华严对母老虎比较感兴趣,看到苏韵后笑了声,称赞,“苏韵,你这次眼光不错,给寨子找对人了。”
“没大没小,姐也不叫了是吧?”
苏韵一巴掌拍在他脑袋上,往后走去,边道,“我哪次也没看走眼过。”
华严笑笑没说话,他和苏韵年纪相仿,开玩笑时会叫一句苏姐,平日里叫名字比较多,苏韵每次都要跟他强调一遍。没看走眼过吗?这可未必。当年那事闹得还挺大,他们这些十几年前就来了清风寨的人,可都知道。华严摸了下脑袋,收回目光。杜仲跟卫曾走在一块,明叔和第五齐走在他们身后。瞧见苏韵走来,正想唤一声,见她一脸怒火大步流星,杜仲不解,想问卫曾,为什么苏韵看起来这么生气。他刚转头,身侧没人,往后一看,卫曾不知何时已退至身后,明叔和第五齐也是同样后退,三人很有默契与他拉开距离。怎么了这是?还没想明白,苏韵快步到了跟前,杜仲朝她露出笑脸:“姐……”
姐姐还没说完,苏韵握紧拳头,一拳揍在他肚子上,杜仲顿时觉得腹部闷痛,痛呼一声,弯下腰,捂着肚子,倒吸一口气。苏韵怒道:“你还知道叫姐姐啊,啊?”
又是一巴掌落在他脑袋上。卫曾想开口提醒,瞥到苏韵冒火的眸光杀来,当下往后退了一小步,偷偷用手肘撞着明叔,压低声音:“老明,靠你了。”
明叔轻咳两声,东看看西瞧瞧,一副我什么都不清楚的模样,苏韵走过来时,第五齐就已做好了撒腿跑的准备,更是不会在这个时候上赶着触霉头。清风寨的刺头也好,寨主也罢,就连上一任寨主都不得不给苏韵三分薄面,在她面前,没人敢造次。“你们两个老混蛋,不知道阻止吗?还跟着一起来,嫌命长啊!”
苏韵毫不客气,把卫曾和明叔骂了一顿,就算寨里有规定,卫曾要阻拦,没什么大不了。实在不行,等她回来再决定也不迟,这两个倒好,一把年纪了还跟着胡闹。卫曾呵呵两声,讨好笑道:“抱歉,这次是我考虑不周。”
立马认错才是正道。明叔:“……”
第五齐刚想溜,就被苏韵揪住衣领,将他转了个身,一巴掌劈在他脑袋上:“想跑?都不要命了是吧?想死跟我说啊,我成全你们。怎么,留个全尸委屈你们了?非得跑来这喂野兽,还是说在母老虎的利爪下被撕成碎块比较刺激?好玩?我问你们,好玩吗?”
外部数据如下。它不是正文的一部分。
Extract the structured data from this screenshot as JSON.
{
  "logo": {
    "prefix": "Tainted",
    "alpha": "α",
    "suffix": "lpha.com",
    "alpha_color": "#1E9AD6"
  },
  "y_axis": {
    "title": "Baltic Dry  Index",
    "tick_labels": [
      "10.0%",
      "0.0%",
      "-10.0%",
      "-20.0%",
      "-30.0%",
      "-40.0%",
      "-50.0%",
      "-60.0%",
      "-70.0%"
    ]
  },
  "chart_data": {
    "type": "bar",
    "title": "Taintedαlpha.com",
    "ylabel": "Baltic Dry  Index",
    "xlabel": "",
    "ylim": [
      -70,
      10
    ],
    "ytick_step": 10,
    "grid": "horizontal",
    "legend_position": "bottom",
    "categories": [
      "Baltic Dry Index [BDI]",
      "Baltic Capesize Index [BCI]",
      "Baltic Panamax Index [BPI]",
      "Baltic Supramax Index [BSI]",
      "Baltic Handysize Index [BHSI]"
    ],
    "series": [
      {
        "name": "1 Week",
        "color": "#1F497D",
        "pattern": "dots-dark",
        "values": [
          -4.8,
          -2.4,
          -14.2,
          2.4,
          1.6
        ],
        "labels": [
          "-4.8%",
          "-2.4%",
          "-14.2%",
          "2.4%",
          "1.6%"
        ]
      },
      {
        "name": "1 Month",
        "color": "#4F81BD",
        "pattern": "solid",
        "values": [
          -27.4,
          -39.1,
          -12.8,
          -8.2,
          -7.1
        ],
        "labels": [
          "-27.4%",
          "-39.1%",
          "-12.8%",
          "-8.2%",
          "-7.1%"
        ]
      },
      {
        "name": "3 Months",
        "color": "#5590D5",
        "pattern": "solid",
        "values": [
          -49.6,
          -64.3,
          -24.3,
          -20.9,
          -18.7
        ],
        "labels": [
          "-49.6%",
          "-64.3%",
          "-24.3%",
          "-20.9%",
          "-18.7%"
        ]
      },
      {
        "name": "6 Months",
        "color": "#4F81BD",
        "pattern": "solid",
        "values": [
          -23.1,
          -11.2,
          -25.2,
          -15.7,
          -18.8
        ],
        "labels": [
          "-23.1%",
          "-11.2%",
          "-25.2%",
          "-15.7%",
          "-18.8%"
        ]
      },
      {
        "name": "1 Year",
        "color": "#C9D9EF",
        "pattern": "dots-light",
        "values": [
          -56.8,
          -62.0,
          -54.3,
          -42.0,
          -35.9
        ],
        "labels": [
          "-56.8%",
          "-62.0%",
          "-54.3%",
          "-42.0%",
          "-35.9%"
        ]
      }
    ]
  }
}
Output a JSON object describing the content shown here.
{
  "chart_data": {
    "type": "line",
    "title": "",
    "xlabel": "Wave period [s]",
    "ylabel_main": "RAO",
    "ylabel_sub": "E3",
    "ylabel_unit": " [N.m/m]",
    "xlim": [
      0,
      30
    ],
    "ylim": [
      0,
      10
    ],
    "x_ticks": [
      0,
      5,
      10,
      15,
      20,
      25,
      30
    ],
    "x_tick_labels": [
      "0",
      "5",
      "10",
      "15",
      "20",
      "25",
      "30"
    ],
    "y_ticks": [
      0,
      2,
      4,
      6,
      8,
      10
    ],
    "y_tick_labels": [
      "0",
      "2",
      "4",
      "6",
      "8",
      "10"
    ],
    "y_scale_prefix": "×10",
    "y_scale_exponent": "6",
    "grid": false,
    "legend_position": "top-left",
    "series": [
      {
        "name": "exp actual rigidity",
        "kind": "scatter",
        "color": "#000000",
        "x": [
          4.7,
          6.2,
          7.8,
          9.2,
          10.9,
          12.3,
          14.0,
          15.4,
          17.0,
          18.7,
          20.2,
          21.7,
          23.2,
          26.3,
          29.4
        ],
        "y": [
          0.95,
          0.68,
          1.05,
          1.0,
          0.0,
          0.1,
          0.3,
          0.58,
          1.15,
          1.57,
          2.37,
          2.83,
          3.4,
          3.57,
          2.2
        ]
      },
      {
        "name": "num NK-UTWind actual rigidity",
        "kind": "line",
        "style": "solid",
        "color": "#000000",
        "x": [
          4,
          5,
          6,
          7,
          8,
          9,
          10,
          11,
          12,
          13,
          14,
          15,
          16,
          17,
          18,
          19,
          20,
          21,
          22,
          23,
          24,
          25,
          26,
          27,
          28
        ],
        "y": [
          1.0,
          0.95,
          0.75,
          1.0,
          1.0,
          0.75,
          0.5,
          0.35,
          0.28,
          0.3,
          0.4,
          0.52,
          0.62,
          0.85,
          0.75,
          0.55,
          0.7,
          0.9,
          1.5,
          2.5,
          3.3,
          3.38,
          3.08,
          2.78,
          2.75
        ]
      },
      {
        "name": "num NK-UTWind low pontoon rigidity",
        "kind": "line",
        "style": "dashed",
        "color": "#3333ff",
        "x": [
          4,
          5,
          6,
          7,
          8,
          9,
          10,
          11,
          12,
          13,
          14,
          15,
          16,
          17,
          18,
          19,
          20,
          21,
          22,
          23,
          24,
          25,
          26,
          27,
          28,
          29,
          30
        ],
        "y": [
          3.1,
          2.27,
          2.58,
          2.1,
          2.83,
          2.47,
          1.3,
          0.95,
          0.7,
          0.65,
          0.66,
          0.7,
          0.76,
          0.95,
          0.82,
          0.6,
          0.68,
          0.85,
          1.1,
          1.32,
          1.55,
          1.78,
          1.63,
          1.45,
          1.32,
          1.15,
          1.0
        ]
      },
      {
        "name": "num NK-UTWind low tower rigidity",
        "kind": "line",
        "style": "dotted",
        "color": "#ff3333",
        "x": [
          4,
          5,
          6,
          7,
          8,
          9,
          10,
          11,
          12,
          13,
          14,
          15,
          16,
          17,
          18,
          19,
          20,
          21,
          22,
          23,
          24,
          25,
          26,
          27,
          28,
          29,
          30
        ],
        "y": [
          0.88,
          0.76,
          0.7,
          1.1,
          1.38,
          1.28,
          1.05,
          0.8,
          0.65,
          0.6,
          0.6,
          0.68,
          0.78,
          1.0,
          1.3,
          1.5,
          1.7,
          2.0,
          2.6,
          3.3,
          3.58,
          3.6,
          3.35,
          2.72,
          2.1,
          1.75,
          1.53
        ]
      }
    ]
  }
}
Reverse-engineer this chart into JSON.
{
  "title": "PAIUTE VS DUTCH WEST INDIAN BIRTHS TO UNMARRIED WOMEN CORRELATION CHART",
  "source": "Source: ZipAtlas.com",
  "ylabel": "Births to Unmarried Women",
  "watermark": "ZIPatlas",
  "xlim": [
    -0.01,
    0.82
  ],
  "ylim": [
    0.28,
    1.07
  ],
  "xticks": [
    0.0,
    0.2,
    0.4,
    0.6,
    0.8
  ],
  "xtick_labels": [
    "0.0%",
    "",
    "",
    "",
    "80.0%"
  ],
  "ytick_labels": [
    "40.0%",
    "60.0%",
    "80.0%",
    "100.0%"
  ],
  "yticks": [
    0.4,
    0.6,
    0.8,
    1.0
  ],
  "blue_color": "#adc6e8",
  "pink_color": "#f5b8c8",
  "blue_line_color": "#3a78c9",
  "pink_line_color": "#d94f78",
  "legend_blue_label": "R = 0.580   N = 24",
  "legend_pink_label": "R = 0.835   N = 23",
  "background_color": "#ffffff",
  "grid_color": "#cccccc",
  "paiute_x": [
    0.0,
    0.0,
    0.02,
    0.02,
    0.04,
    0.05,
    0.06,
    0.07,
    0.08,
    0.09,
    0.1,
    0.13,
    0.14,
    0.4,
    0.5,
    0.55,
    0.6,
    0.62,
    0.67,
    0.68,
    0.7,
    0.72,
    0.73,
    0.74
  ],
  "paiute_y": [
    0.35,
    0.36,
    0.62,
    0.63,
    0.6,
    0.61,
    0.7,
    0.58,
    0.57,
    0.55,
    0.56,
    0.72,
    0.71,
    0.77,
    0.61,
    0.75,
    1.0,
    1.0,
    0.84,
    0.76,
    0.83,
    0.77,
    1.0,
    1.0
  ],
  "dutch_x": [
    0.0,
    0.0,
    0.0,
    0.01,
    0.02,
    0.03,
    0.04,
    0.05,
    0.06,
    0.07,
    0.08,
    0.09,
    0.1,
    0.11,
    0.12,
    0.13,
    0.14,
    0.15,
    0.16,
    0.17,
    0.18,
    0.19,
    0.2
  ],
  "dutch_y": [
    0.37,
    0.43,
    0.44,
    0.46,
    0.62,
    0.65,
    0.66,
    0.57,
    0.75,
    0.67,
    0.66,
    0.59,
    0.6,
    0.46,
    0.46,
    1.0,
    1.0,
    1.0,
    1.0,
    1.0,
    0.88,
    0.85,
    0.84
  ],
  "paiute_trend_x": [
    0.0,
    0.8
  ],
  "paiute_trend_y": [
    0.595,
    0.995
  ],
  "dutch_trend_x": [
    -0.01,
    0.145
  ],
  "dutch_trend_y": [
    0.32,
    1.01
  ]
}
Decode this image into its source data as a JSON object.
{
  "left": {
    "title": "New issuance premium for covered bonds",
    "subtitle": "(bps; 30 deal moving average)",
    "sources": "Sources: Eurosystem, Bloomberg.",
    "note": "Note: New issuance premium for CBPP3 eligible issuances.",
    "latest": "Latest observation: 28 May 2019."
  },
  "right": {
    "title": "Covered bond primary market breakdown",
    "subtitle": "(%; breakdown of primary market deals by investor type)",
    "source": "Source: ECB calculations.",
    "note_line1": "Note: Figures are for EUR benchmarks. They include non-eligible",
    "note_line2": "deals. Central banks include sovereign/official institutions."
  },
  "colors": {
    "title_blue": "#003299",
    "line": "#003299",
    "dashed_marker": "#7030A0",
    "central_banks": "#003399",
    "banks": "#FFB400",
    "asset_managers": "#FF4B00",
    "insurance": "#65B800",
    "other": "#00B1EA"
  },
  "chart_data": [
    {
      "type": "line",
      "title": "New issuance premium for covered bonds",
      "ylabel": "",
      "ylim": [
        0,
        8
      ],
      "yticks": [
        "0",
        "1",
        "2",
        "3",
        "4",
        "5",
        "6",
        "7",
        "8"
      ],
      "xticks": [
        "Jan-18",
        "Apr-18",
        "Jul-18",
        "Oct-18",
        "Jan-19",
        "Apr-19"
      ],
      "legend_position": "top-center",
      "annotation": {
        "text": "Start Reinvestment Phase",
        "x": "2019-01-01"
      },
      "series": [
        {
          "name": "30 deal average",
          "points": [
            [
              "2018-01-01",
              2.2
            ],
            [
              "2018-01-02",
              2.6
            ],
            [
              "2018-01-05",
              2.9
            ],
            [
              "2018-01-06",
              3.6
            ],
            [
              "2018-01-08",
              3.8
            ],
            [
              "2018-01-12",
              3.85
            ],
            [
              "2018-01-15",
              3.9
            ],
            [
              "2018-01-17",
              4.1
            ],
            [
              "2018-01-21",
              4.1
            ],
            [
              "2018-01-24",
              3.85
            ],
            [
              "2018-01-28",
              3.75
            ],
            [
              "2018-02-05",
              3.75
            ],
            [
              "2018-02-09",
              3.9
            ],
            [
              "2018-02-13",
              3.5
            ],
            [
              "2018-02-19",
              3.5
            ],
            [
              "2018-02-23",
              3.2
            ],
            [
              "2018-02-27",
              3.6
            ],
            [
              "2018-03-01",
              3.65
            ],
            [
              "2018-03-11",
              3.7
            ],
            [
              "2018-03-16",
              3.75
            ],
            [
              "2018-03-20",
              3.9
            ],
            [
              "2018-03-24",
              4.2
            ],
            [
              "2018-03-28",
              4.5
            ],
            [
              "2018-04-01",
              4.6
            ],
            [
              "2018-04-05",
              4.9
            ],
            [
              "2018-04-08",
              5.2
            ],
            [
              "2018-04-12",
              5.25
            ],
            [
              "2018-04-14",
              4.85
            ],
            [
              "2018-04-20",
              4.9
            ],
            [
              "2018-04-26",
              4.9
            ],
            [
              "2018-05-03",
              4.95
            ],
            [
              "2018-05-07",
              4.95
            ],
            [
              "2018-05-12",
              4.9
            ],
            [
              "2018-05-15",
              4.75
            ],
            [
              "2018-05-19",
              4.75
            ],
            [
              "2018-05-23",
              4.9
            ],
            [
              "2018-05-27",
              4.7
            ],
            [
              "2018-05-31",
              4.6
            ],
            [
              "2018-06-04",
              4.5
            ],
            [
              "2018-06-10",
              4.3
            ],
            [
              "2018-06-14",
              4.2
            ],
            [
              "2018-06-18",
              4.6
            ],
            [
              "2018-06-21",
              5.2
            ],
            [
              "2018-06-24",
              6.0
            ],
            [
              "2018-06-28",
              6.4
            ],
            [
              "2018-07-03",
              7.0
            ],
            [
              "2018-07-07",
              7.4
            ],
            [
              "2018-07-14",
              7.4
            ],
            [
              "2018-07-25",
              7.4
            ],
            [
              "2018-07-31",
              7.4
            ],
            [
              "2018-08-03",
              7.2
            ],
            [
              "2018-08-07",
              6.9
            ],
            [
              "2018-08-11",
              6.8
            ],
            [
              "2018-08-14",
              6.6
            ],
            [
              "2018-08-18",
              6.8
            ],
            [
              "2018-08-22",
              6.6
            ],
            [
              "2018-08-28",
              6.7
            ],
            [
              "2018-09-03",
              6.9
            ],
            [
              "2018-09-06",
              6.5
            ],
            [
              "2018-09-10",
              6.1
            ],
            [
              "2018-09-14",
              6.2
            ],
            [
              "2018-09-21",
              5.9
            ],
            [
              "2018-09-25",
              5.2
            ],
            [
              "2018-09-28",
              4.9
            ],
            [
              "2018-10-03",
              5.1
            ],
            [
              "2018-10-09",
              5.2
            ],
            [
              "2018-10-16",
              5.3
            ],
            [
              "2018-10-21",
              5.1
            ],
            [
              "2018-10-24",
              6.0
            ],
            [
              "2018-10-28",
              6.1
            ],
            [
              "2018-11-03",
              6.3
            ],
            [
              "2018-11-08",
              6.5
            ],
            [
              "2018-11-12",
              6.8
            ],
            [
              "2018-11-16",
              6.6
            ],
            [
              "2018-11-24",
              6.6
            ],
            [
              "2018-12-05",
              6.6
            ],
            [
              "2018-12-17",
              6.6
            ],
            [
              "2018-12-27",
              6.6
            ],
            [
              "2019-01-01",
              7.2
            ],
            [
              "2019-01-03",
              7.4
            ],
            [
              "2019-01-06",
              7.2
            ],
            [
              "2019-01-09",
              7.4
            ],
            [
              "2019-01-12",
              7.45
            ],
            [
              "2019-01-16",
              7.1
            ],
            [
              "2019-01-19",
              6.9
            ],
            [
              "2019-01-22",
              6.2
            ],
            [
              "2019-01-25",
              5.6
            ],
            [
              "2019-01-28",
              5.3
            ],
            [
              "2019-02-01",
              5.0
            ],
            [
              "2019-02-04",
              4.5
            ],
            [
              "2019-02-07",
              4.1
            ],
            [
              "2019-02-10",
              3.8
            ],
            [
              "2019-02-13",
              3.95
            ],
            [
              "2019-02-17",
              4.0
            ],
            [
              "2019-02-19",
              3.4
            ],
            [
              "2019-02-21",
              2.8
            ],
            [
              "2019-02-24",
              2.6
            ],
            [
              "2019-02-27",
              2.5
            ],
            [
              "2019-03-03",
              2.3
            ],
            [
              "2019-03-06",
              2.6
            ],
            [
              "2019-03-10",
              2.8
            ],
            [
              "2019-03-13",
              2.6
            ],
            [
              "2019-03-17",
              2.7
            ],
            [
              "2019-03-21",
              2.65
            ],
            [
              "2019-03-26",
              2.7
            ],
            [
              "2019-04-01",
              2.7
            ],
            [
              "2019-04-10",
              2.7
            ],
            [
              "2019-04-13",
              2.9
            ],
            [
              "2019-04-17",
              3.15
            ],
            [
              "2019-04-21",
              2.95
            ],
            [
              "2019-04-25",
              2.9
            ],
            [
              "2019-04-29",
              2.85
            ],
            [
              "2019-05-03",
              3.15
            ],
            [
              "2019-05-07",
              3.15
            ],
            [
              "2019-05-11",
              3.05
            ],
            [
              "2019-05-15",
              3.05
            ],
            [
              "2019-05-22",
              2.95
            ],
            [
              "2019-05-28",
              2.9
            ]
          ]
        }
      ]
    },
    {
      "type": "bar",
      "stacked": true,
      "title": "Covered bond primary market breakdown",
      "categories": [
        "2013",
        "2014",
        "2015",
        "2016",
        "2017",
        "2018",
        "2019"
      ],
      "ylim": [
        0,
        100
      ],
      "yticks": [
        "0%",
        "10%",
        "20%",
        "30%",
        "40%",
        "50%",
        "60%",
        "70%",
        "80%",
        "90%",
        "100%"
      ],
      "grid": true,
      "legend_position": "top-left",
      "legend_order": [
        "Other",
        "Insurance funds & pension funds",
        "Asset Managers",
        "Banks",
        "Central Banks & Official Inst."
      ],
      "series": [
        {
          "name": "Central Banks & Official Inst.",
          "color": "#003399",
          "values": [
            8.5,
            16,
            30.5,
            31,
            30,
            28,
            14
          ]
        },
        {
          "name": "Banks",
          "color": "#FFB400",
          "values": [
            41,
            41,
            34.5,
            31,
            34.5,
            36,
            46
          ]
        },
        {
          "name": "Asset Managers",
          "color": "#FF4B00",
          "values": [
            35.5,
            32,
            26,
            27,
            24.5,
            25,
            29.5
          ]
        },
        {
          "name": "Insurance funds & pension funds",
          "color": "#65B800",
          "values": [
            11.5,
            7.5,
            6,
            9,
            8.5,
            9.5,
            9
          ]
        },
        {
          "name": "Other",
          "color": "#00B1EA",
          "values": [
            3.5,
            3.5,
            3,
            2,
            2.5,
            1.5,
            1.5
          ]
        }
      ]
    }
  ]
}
“苏姐,我们这么多人,就那些牲畜野兽,不是我们的对手,你也看到了,那母老虎已经被杜仲杀死了,现在……”
第五齐还没说完,苏木一掌接一掌落在他脑袋上。“我让你人多,别以为我不知道你们在打什么主意,都是来看戏的。”
苏韵咬牙,“褚光那混蛋呢?我不得把他扒层皮。”
“不用麻烦你动手,他已经掉一层皮了。”
第五齐双手护住脑袋。果然,生气的苏韵比母老虎还要可怕,听到她深呼吸,显然是火气上来了,他下意识缩了下,戚戚然道,“在后面,还吊着一口气。”
怒火刚上,还没到头顶又被迫泄了,苏韵松开他的领子,往后快步走去。